Keberhasilan program sekolah tanpa plastik ini dimulai dengan kebijakan tegas untuk melarang penggunaan kemasan plastik sekali pakai di seluruh area sekolah. Sebagai gantinya, SMAN 1 Jember mewajibkan seluruh warga sekolah untuk membawa botol minum dan wadah makan sendiri yang dapat digunakan berulang kali. Kantin sekolah pun melakukan adaptasi besar-besaran dengan menyediakan makanan dan minuman tanpa kemasan plastik. Langkah ini secara drastis mengurangi volume sampah yang dihasilkan setiap harinya, menciptakan lingkungan belajar yang jauh lebih bersih, sehat, dan nyaman bagi semua orang.
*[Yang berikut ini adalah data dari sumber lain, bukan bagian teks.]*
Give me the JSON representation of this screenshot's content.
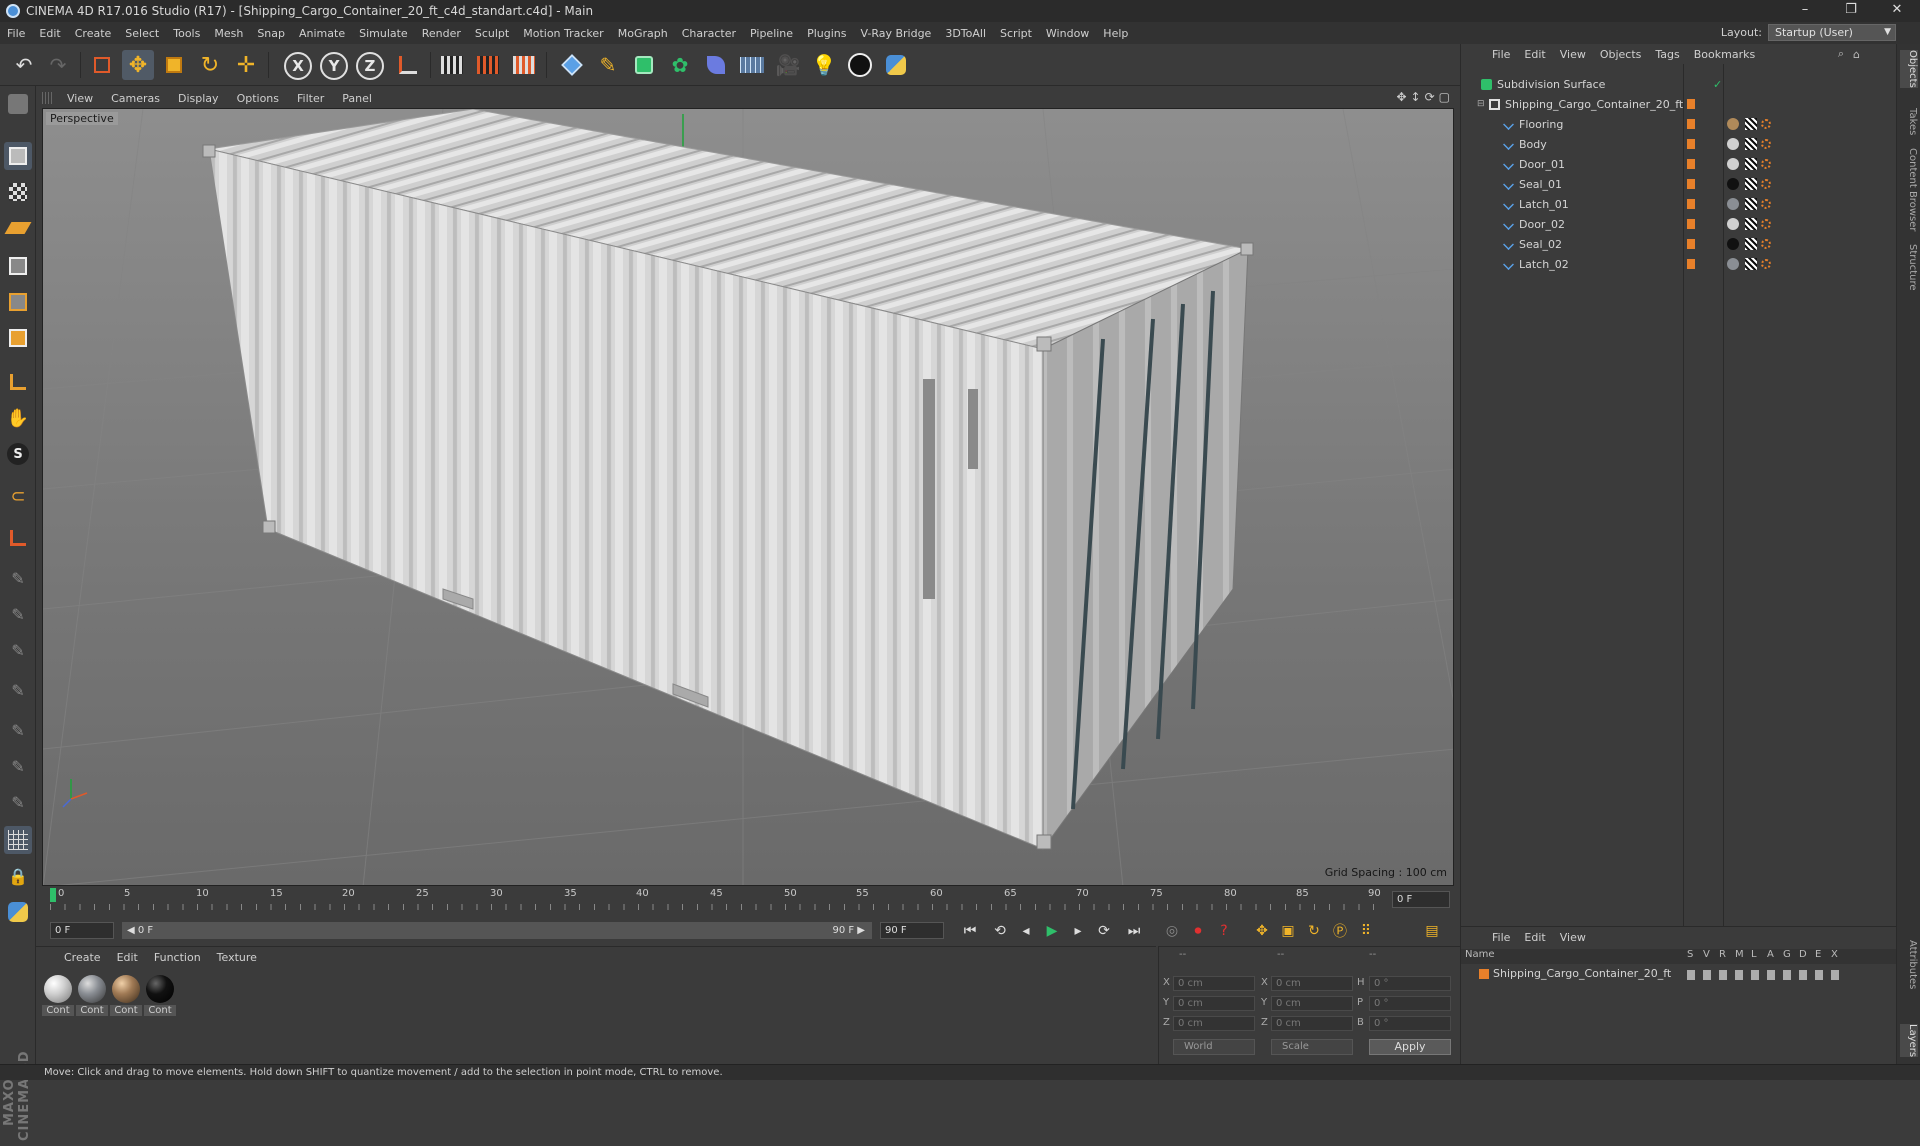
{
  "window": {
    "title": "CINEMA 4D R17.016 Studio (R17) - [Shipping_Cargo_Container_20_ft_c4d_standart.c4d] - Main",
    "minimize": "–",
    "restore": "❐",
    "close": "✕"
  },
  "menubar": {
    "items": [
      "File",
      "Edit",
      "Create",
      "Select",
      "Tools",
      "Mesh",
      "Snap",
      "Animate",
      "Simulate",
      "Render",
      "Sculpt",
      "Motion Tracker",
      "MoGraph",
      "Character",
      "Pipeline",
      "Plugins",
      "V-Ray Bridge",
      "3DToAll",
      "Script",
      "Window",
      "Help"
    ],
    "layout_label": "Layout:",
    "layout_value": "Startup (User)"
  },
  "toolbar": {
    "axis_x": "X",
    "axis_y": "Y",
    "axis_z": "Z"
  },
  "viewport": {
    "menu": [
      "View",
      "Cameras",
      "Display",
      "Options",
      "Filter",
      "Panel"
    ],
    "label": "Perspective",
    "grid_spacing": "Grid Spacing : 100 cm"
  },
  "timeline": {
    "ticks": [
      "0",
      "5",
      "10",
      "15",
      "20",
      "25",
      "30",
      "35",
      "40",
      "45",
      "50",
      "55",
      "60",
      "65",
      "70",
      "75",
      "80",
      "85",
      "90"
    ],
    "current_frame": "0 F"
  },
  "playback": {
    "start_field": "0 F",
    "range_start": "◀ 0 F",
    "range_end": "90 F ▶",
    "end_field": "90 F"
  },
  "materials": {
    "menu": [
      "Create",
      "Edit",
      "Function",
      "Texture"
    ],
    "items": [
      {
        "label": "Cont",
        "color": "#cfcfcf"
      },
      {
        "label": "Cont",
        "color": "#8a8e94"
      },
      {
        "label": "Cont",
        "color": "#a07a55"
      },
      {
        "label": "Cont",
        "color": "#111111"
      }
    ]
  },
  "coordinates": {
    "header": [
      "--",
      "--",
      "--"
    ],
    "rows": [
      {
        "l1": "X",
        "v1": "0 cm",
        "l2": "X",
        "v2": "0 cm",
        "l3": "H",
        "v3": "0 °"
      },
      {
        "l1": "Y",
        "v1": "0 cm",
        "l2": "Y",
        "v2": "0 cm",
        "l3": "P",
        "v3": "0 °"
      },
      {
        "l1": "Z",
        "v1": "0 cm",
        "l2": "Z",
        "v2": "0 cm",
        "l3": "B",
        "v3": "0 °"
      }
    ],
    "mode": "World",
    "scale": "Scale",
    "apply": "Apply"
  },
  "objects": {
    "menu": [
      "File",
      "Edit",
      "View",
      "Objects",
      "Tags",
      "Bookmarks"
    ],
    "tree": [
      {
        "name": "Subdivision Surface",
        "level": 0
      },
      {
        "name": "Shipping_Cargo_Container_20_ft",
        "level": 1
      },
      {
        "name": "Flooring",
        "level": 2,
        "tag_color": "#b08a5a"
      },
      {
        "name": "Body",
        "level": 2,
        "tag_color": "#d0d0d0"
      },
      {
        "name": "Door_01",
        "level": 2,
        "tag_color": "#d0d0d0"
      },
      {
        "name": "Seal_01",
        "level": 2,
        "tag_color": "#111111"
      },
      {
        "name": "Latch_01",
        "level": 2,
        "tag_color": "#8a8e94"
      },
      {
        "name": "Door_02",
        "level": 2,
        "tag_color": "#d0d0d0"
      },
      {
        "name": "Seal_02",
        "level": 2,
        "tag_color": "#111111"
      },
      {
        "name": "Latch_02",
        "level": 2,
        "tag_color": "#8a8e94"
      }
    ]
  },
  "attributes": {
    "menu": [
      "File",
      "Edit",
      "View"
    ],
    "columns": [
      "Name",
      "S",
      "V",
      "R",
      "M",
      "L",
      "A",
      "G",
      "D",
      "E",
      "X"
    ],
    "row": "Shipping_Cargo_Container_20_ft"
  },
  "right_tabs": [
    "Objects",
    "Takes",
    "Content Browser",
    "Structure",
    "Attributes",
    "Layers"
  ],
  "status": "Move: Click and drag to move elements. Hold down SHIFT to quantize movement / add to the selection in point mode, CTRL to remove."
}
Penerapan ekonomi sirkular di sekolah ini dilakukan dengan cara mengelola sampah yang tidak dapat dihindari secara mandiri dan berkelanjutan. Sampah organik dari sisa makanan diolah menjadi kompos berkualitas tinggi untuk taman sekolah, sementara sampah anorganik yang masih memiliki nilai guna diolah kembali melalui bengkel kreativitas siswa menjadi produk yang bernilai ekonomi. Melalui sistem ini, tidak ada sumber daya yang terbuang percuma; semuanya berputar kembali dalam sebuah siklus yang bermanfaat. Inilah inti dari keberhasilan 100% penerapan sistem hijau yang diusung oleh sekolah yang terletak di jantung Kabupaten Jember ini.
Selain manfaat lingkungan, program ini juga memberikan edukasi nyata mengenai kewirausahaan berbasis keberlanjutan. Siswa diajarkan bagaimana mengelola bank sampah sekolah yang terintegrasi dengan sistem tabungan siswa. Hasil dari pengolahan limbah dalam konsep ekonomi sirkular tersebut digunakan untuk mendanai berbagai kegiatan kesiswaan. Dengan demikian, para siswa belajar bahwa menjaga lingkungan bukan hanya soal moralitas, tetapi juga tentang bagaimana menciptakan efisiensi ekonomi yang cerdas. SMAN 1 Jember telah berhasil menanamkan pola pikir bahwa “sampah” adalah aset yang belum terolah dengan baik.